The University of Michigan's consumer sentiment for the US was confirmed at 98.4 in July 2019, slightly above the previous month's final 98.2, as the consumer expectations sub-index came in stronger than initially thought while current conditions were weaker than previously estimated.
The consumer expectations sub-index stood at 90.5, above the preliminary reading of 90.1 and compared to June's 89.3. Meanwhile, the gauge for current economic conditions came in at 110.7, below the flash estimate of 111.1 and compared to the previous month's final figure of 111.9.
Inflation expectations for the year ahead was confirmed at 2.6 percent in July (vs June's 2.7 percent); and the 5-year outlook came in at 2.5 percent (vs preliminary 2.6 percent and June's 2.3 percent).

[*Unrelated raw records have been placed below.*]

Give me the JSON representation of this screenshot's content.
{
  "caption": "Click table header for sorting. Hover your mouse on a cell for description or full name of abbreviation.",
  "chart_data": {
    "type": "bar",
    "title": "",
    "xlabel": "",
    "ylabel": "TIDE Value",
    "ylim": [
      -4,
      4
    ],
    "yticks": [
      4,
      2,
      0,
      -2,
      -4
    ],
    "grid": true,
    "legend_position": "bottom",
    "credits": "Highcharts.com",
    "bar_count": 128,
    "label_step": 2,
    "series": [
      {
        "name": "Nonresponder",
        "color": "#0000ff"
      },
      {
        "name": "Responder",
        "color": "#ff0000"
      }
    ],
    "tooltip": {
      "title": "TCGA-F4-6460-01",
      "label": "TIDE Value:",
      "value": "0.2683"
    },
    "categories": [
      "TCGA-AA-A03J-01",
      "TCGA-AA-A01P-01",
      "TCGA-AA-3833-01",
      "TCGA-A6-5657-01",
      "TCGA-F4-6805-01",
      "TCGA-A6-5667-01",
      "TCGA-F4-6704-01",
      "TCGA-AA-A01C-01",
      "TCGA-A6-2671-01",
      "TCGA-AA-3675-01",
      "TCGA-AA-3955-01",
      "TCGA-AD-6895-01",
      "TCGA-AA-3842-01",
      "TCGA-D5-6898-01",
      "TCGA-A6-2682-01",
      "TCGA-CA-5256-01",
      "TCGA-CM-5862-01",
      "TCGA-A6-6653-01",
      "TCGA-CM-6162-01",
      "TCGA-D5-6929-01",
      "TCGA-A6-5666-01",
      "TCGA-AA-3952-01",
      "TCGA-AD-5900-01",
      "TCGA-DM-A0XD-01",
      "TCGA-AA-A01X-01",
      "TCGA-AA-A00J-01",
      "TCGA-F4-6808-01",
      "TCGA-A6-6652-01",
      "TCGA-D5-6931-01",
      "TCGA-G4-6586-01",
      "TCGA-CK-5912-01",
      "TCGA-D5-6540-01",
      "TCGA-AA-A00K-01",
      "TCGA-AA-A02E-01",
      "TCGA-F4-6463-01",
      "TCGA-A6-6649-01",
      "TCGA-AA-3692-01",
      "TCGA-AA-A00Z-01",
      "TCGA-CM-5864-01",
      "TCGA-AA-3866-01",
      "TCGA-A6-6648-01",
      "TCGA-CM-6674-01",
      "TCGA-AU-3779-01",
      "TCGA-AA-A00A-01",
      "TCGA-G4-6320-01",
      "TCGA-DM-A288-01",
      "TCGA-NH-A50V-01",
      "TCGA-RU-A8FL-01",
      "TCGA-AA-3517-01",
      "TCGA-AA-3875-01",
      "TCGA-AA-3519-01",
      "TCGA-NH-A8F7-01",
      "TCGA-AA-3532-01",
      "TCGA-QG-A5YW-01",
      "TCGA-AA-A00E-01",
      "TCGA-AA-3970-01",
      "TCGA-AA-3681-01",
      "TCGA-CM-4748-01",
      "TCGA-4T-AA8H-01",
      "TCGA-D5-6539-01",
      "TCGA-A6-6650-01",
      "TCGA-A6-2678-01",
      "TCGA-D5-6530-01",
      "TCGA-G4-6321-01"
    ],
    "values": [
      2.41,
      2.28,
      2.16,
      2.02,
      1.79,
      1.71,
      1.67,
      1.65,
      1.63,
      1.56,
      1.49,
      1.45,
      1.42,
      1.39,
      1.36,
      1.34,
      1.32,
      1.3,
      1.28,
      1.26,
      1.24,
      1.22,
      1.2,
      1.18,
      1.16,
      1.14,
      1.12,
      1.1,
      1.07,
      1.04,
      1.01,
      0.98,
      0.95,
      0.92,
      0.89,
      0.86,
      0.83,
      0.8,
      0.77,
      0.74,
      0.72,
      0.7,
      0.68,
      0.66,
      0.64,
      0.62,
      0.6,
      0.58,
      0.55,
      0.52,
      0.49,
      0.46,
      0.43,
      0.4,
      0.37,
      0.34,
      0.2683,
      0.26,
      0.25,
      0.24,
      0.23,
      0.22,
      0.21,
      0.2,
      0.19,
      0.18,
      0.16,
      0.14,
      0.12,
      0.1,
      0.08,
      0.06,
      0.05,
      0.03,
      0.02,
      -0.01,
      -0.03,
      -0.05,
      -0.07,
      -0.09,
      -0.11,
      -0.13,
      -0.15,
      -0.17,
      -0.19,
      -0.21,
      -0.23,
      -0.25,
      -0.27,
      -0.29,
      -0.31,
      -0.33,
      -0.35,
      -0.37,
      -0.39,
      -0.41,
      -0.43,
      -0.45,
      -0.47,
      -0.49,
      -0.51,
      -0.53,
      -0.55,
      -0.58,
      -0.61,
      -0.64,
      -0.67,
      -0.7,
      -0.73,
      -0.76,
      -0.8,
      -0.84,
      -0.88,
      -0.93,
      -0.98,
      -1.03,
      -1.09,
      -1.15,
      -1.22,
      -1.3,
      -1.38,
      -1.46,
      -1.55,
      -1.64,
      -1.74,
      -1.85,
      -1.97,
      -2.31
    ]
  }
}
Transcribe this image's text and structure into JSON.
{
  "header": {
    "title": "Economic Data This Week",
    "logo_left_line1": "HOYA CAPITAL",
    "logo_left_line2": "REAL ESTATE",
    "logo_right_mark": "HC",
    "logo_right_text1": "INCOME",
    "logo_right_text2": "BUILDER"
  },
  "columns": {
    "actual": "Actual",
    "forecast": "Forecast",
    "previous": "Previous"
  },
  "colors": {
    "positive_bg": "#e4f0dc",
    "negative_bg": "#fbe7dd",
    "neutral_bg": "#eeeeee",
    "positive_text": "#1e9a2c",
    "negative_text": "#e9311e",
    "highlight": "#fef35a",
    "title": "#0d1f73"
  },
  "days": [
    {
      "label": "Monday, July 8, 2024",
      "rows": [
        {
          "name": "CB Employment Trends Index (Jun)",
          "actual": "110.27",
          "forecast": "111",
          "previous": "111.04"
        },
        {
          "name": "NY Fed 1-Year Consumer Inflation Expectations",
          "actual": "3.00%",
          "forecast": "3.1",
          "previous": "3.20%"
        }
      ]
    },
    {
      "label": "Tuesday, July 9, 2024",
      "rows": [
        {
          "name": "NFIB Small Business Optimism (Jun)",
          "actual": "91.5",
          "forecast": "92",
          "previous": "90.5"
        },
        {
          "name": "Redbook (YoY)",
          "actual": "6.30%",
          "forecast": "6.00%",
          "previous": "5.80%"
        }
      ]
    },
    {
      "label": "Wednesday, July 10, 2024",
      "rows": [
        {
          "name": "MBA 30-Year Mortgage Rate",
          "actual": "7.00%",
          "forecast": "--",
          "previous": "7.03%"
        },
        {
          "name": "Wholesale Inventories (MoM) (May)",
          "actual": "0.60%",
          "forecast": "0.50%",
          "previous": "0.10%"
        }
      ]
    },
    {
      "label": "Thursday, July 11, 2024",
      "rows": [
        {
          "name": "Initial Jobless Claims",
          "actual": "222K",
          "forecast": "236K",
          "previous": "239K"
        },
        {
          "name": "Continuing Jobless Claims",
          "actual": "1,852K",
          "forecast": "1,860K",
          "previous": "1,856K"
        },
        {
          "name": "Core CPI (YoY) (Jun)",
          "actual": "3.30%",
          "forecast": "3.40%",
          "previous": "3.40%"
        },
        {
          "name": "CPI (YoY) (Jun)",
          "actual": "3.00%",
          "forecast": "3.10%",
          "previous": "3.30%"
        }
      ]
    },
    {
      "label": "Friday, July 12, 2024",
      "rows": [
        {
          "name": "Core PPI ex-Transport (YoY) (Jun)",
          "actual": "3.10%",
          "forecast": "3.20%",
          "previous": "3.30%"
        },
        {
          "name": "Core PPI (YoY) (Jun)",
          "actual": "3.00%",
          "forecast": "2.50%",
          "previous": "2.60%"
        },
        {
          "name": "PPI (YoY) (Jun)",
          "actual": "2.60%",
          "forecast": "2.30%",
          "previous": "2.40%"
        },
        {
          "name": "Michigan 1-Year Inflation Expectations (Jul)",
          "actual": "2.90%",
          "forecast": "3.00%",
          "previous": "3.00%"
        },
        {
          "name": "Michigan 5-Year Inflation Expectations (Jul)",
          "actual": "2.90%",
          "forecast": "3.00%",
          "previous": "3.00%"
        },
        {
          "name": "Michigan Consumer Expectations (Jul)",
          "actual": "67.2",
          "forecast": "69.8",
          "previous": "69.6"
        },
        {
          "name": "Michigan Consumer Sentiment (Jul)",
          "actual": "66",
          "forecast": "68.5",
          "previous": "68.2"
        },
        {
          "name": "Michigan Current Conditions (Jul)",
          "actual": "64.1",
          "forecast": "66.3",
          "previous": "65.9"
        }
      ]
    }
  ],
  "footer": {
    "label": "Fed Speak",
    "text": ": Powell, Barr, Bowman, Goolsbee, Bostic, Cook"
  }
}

"Consumer sentiment remained unchanged in late July from the mid-month reading, with all component questions showing only small and offsetting changes. Economic confidence has been remarkably stable since the start of 2017, despite ongoing trade uncertainties. The resilience displayed has been primarily due to a renewed sense of personal financial optimism. Indeed, recent surveys have recorded the most favorable net personal financial expectations since May 2003 (see the chart). Positive job and income prospects, gains in net household wealth, and low inflation have bolstered optimism. At present, consumers do not anticipate a rapid acceleration in income growth rates, nor do they expect significant changes in inflation and unemployment rates. Consumers have not ignored mounting policy uncertainties as they have begun to take precautionary measures to increase savings and reduce debt. Favorable buying attitudes toward homes and vehicles have significantly receded from their cyclical peaks despite declining interest rates. A key issue is whether the recently announced tariffs on Chinese imports, covering more commonly purchased consumer items, will spark an even more cautious outlook. Aside from its direct impact on spending, the much more important issue is how much it lessens overall consumer confidence.", Surveys of Consumers chief economist, Richard Curtin, said.